De cette façon, le Prophète s’efforçait d’inciter ceux qui avaient accepté l’Islam à changer leur attitude. L’objectif était de réformer leur obsession d’acquérir et d’amasser des biens de ce monde en une attitude de dévotion au savoir. Cet exemple simple relaté par le Prophète les avait fortement motivés à acquérir le savoir.
A d’autres occasions, les Gens de la Suffah posaient des questions au Prophète afin de mieux connaître leur religion. ʿUqbah se rappela avoir un jour demandé au Prophète : "Qu’est-ce que le salut ?
- Surveille tes propos, rends ta maison spacieuse pour les invités et médite sur tes erreurs, répondit le Prophète."
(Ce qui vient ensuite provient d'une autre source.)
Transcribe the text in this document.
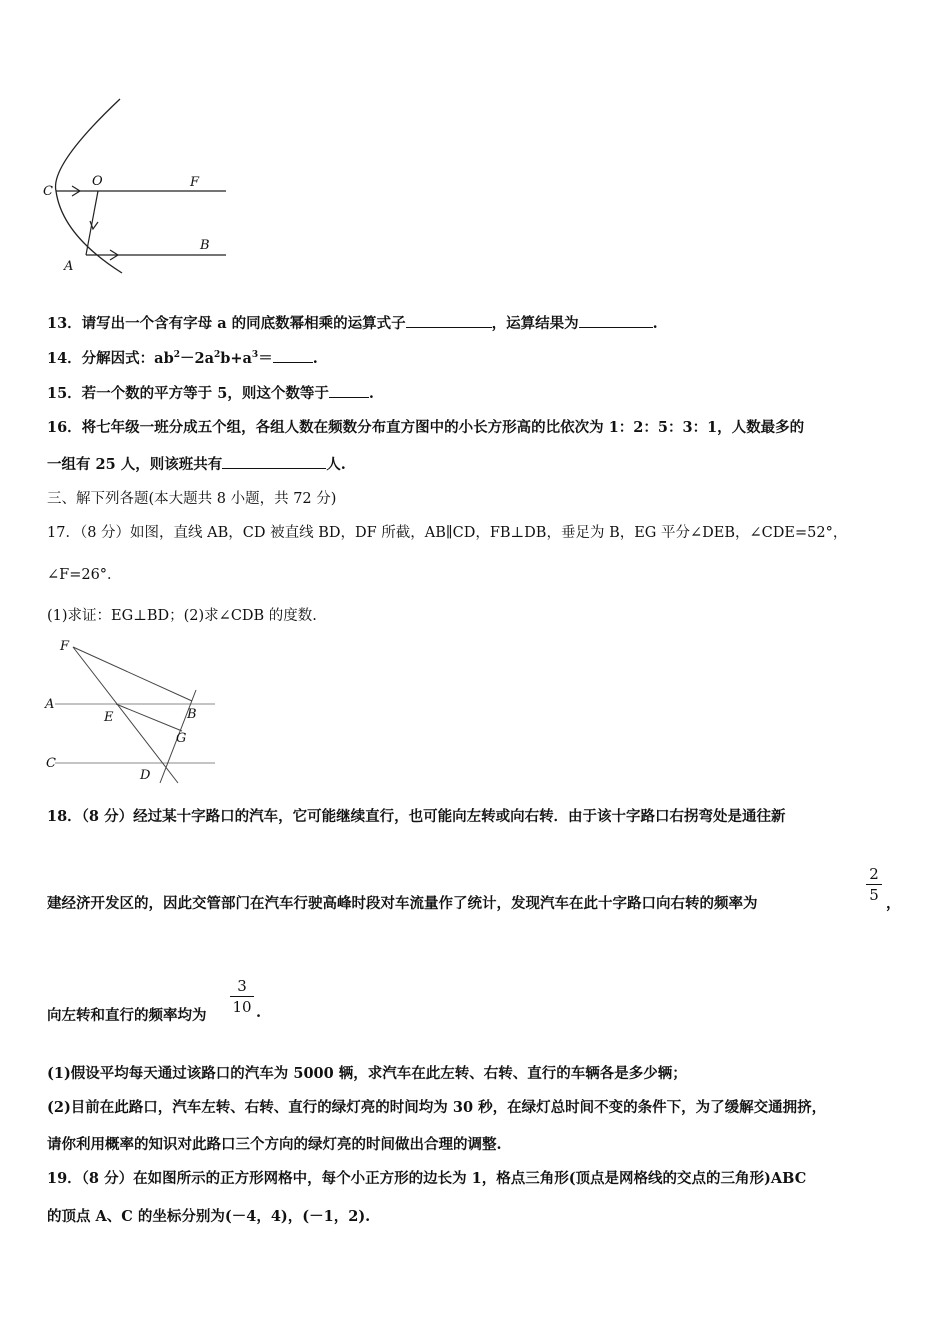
C
O	F
B
A
13．请写出一个含有字母 a 的同底数幂相乘的运算式子	，运算结果为	.
14．分解因式：$ab^2-2a^2b+a^3=$	.
15．若一个数的平方等于 5，则这个数等于	.
16．将七年级一班分成五个组，各组人数在频数分布直方图中的小长方形高的比依次为 1：2：5：3：1，人数最多的
一组有 25 人，则该班共有	人.
三、解下列各题(本大题共 8 小题，共 72 分)
17．（8 分）如图，直线 AB，CD 被直线 BD，DF 所截，AB∥CD，FB⊥DB，垂足为 B，EG 平分∠DEB，∠CDE=52°，
∠F=26°．
(1)求证：EG⊥BD；(2)求∠CDB 的度数.
F
A
E	B
G
C
D
18．（8 分）经过某十字路口的汽车，它可能继续直行，也可能向左转或向右转．由于该十字路口右拐弯处是通往新
建经济开发区的，因此交管部门在汽车行驶高峰时段对车流量作了统计，发现汽车在此十字路口向右转的频率为
2
5 ，
向左转和直行的频率均为
3
10 .
(1)假设平均每天通过该路口的汽车为 5000 辆，求汽车在此左转、右转、直行的车辆各是多少辆；
(2)目前在此路口，汽车左转、右转、直行的绿灯亮的时间均为 30 秒，在绿灯总时间不变的条件下，为了缓解交通拥挤，
请你利用概率的知识对此路口三个方向的绿灯亮的时间做出合理的调整.
19．（8 分）在如图所示的正方形网格中，每个小正方形的边长为 1，格点三角形(顶点是网格线的交点的三角形)ABC
的顶点 A、C 的坐标分别为(－4，4)，(－1，2).
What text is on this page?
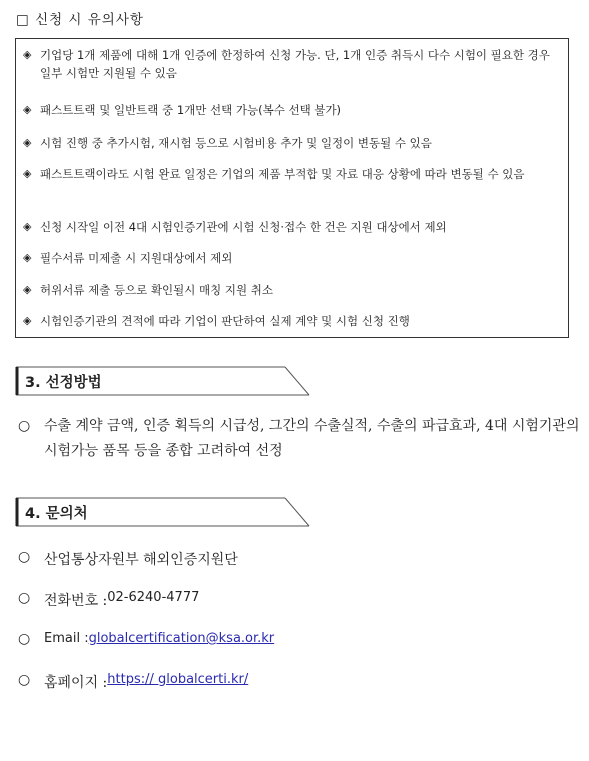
□ 신청 시 유의사항
◈ 기업당 1개 제품에 대해 1개 인증에 한정하여 신청 가능. 단, 1개 인증 취득시 다수 시험이 필요한 경우 일부 시험만 지원될 수 있음
◈ 패스트트랙 및 일반트랙 중 1개만 선택 가능(복수 선택 불가)
◈ 시험 진행 중 추가시험, 재시험 등으로 시험비용 추가 및 일정이 변동될 수 있음
◈ 패스트트랙이라도 시험 완료 일정은 기업의 제품 부적합 및 자료 대응 상황에 따라 변동될 수 있음
◈ 신청 시작일 이전 4대 시험인증기관에 시험 신청·접수 한 건은 지원 대상에서 제외
◈ 필수서류 미제출 시 지원대상에서 제외
◈ 허위서류 제출 등으로 확인될시 매칭 지원 취소
◈ 시험인증기관의 견적에 따라 기업이 판단하여 실제 계약 및 시험 신청 진행
3. 선정방법
○ 수출 계약 금액, 인증 획득의 시급성, 그간의 수출실적, 수출의 파급효과, 4대 시험기관의 시험가능 품목 등을 종합 고려하여 선정
4. 문의처
○ 산업통상자원부 해외인증지원단
○ 전화번호 : 02-6240-4777
○	Email : globalcertification@ksa.or.kr
○ 홈페이지 : https:// globalcerti.kr/
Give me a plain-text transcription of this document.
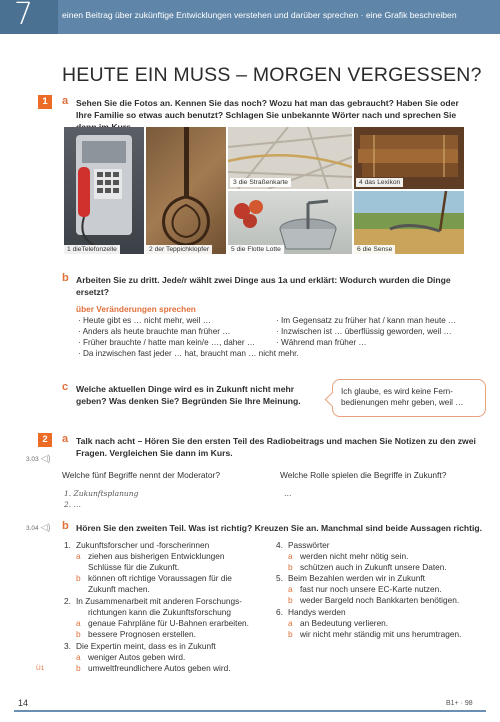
7	einen Beitrag über zukünftige Entwicklungen verstehen und darüber sprechen · eine Grafik beschreiben
HEUTE EIN MUSS – MORGEN VERGESSEN?
1	a Sehen Sie die Fotos an. Kennen Sie das noch? Wozu hat man das gebraucht? Haben Sie oder Ihre Familie so etwas auch benutzt? Schlagen Sie unbekannte Wörter nach und sprechen Sie
1 dieTelefonzelle	2 der Teppichklopfer
3 die Straßenkarte	4 das Lexikon
5 die Flotte Lotte	6 die Sense
b Arbeiten Sie zu dritt. Jede/r wählt zwei Dinge aus 1a und erklärt: Wodurch wurden die Dinge ersetzt?
über Veränderungen sprechen
· Heute gibt es … nicht mehr, weil …
· Anders als heute brauchte man früher …
· Früher brauchte / hatte man kein/e …, daher …
· Da inzwischen fast jeder … hat, braucht man … nicht mehr.
· Im Gegensatz zu früher hat / kann man heute …
· Inzwischen ist … überflüssig geworden, weil …
· Während man früher …
c Welche aktuellen Dinge wird es in Zukunft nicht mehr geben? Was denken Sie? Begründen Sie Ihre Meinung.
Ich glaube, es wird keine Fern-bedienungen mehr geben, weil …
2	a Talk nach acht – Hören Sie den ersten Teil des Radiobeitrags und machen Sie Notizen zu den zwei Fragen. Vergleichen Sie dann im Kurs.
3.03 ◁)
Welche fünf Begriffe nennt der Moderator?	Welche Rolle spielen die Begriffe in Zukunft?
1. Zukunftsplanung
2. …
…
3.04 ◁) b Hören Sie den zweiten Teil. Was ist richtig? Kreuzen Sie an. Manchmal sind beide Aussagen richtig.
1. Zukunftsforscher und -forscherinnen
a ziehen aus bisherigen Entwicklungen
Schlüsse für die Zukunft.
b können oft richtige Voraussagen für die
Zukunft machen.
2. In Zusammenarbeit mit anderen Forschungs-
richtungen kann die Zukunftsforschung
a genaue Fahrpläne für U-Bahnen erarbeiten.
b bessere Prognosen erstellen.
3. Die Expertin meint, dass es in Zukunft
a weniger Autos geben wird.
b umweltfreundlichere Autos geben wird.
Ü1
4. Passwörter
a werden nicht mehr nötig sein.
b schützen auch in Zukunft unsere Daten.
5. Beim Bezahlen werden wir in Zukunft
a fast nur noch unsere EC-Karte nutzen.
b weder Bargeld noch Bankkarten benötigen.
6. Handys werden
a an Bedeutung verlieren.
b wir nicht mehr ständig mit uns herumtragen.
14	B1+ · 98
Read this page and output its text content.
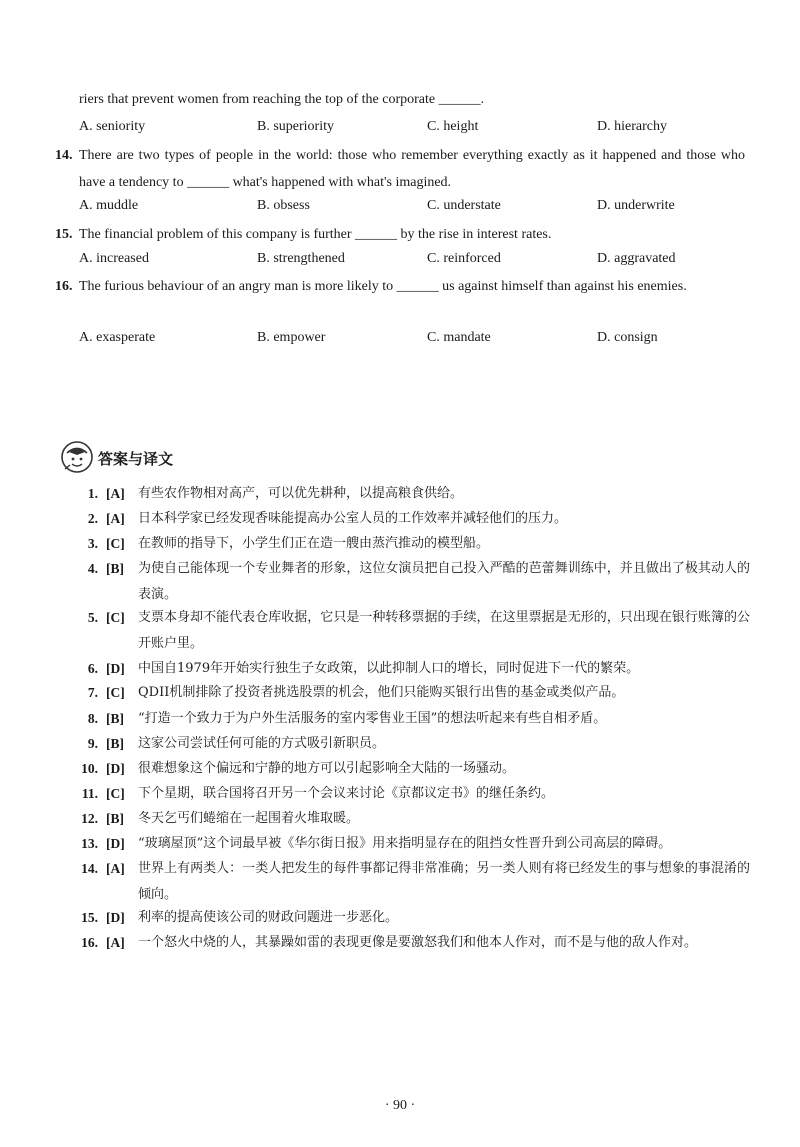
riers that prevent women from reaching the top of the corporate ______.
A. seniority	B. superiority	C. height	D. hierarchy
14. There are two types of people in the world: those who remember everything exactly as it happened and those who have a tendency to ______ what's happened with what's imagined.
A. muddle	B. obsess	C. understate	D. underwrite
15. The financial problem of this company is further ______ by the rise in interest rates.
A. increased	B. strengthened	C. reinforced	D. aggravated
16. The furious behaviour of an angry man is more likely to ______ us against himself than against his enemies.
A. exasperate	B. empower	C. mandate	D. consign
答案与译文
1. [A] 有些农作物相对高产，可以优先耕种，以提高粮食供给。
2. [A] 日本科学家已经发现香味能提高办公室人员的工作效率并减轻他们的压力。
3. [C] 在教师的指导下，小学生们正在造一艘由蒸汽推动的模型船。
4. [B] 为使自己能体现一个专业舞者的形象，这位女演员把自己投入严酷的芭蕾舞训练中，并且做出了极其动人的表演。
5. [C] 支票本身却不能代表仓库收据，它只是一种转移票据的手续，在这里票据是无形的，只出现在银行账簿的公开账户里。
6. [D] 中国自1979年开始实行独生子女政策，以此抑制人口的增长，同时促进下一代的繁荣。
7. [C] QDII机制排除了投资者挑选股票的机会，他们只能购买银行出售的基金或类似产品。
8. [B] “打造一个致力于为户外生活服务的室内零售业王国”的想法听起来有些自相矛盾。
9. [B] 这家公司尝试任何可能的方式吸引新职员。
10. [D] 很难想象这个偏远和宁静的地方可以引起影响全大陆的一场骚动。
11. [C] 下个星期，联合国将召开另一个会议来讨论《京都议定书》的继任条约。
12. [B] 冬天乞丐们蜷缩在一起围着火堆取暖。
13. [D] “玻璃屋顶”这个词最早被《华尔街日报》用来指明显存在的阻挡女性晋升到公司高层的障碍。
14. [A] 世界上有两类人：一类人把发生的每件事都记得非常准确；另一类人则有将已经发生的事与想象的事混淆的倾向。
15. [D] 利率的提高使该公司的财政问题进一步恶化。
16. [A] 一个怒火中烧的人，其暴躁如雷的表现更像是要激怒我们和他本人作对，而不是与他的敌人作对。
· 90 ·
Même en dehors de la mosquée, ʿUqbah s’efforçait toujours de rester près du Prophète. Lors de ses déplacements, il prenait souvent les rênes de la mule du Prophète, le conduisant là où il désirait. Par moments, il se contentait de suivre le Prophète, paix et bénédiction de Dieu sur lui, ce qui lui valut le titre de "Doublure du Prophète". A d’autres occasions encore, le Prophète descendait de sa monture, et permettait à ʿUqbah de monter pendant que lui-même marchait. ʿUqbah relata une de ces occasions : "Je pris les rênes de la mule du Prophète alors que nous passions devant quelques palmeraies de Médine. ’ʿUqbah, me dit le Prophète, ne souhaites-tu pas monter à ma place ?’ Ma première pensée fut de décliner l’invitation mais je ressentis que cela aurait pu être un signe de désobéissance au Prophète. Je répondis donc : ’Oui, ô Messager de Dieu’. Le Prophète descendit de sa mule, et je montai à sa place, obéissant à sa volonté. Il commença à marcher, et je descendis de la mule à mon tour peu de temps après. Le Prophète remonta et me dit : ’ʿUqbah, souhaites-tu que je t’enseigne deux sourates dont personne n’a encore pris connaissance ?’ ’Certainement, ô Messager de Dieu’, répondis-je. Il me récita alors "Qul aʿûdhu bi-rabbil-falaq" et "Qul aʿûdhu bi-rabbin-nâs" (les deux dernières sourates du Coran). J’ai ensuite prononcé l’appel préliminaire (iqâmah) à la prière. Le Prophète dirigea la prière et récita ces deux sourates. Après cela, il dit : ’Lis ces deux sourates avant de te coucher et à ton réveil’."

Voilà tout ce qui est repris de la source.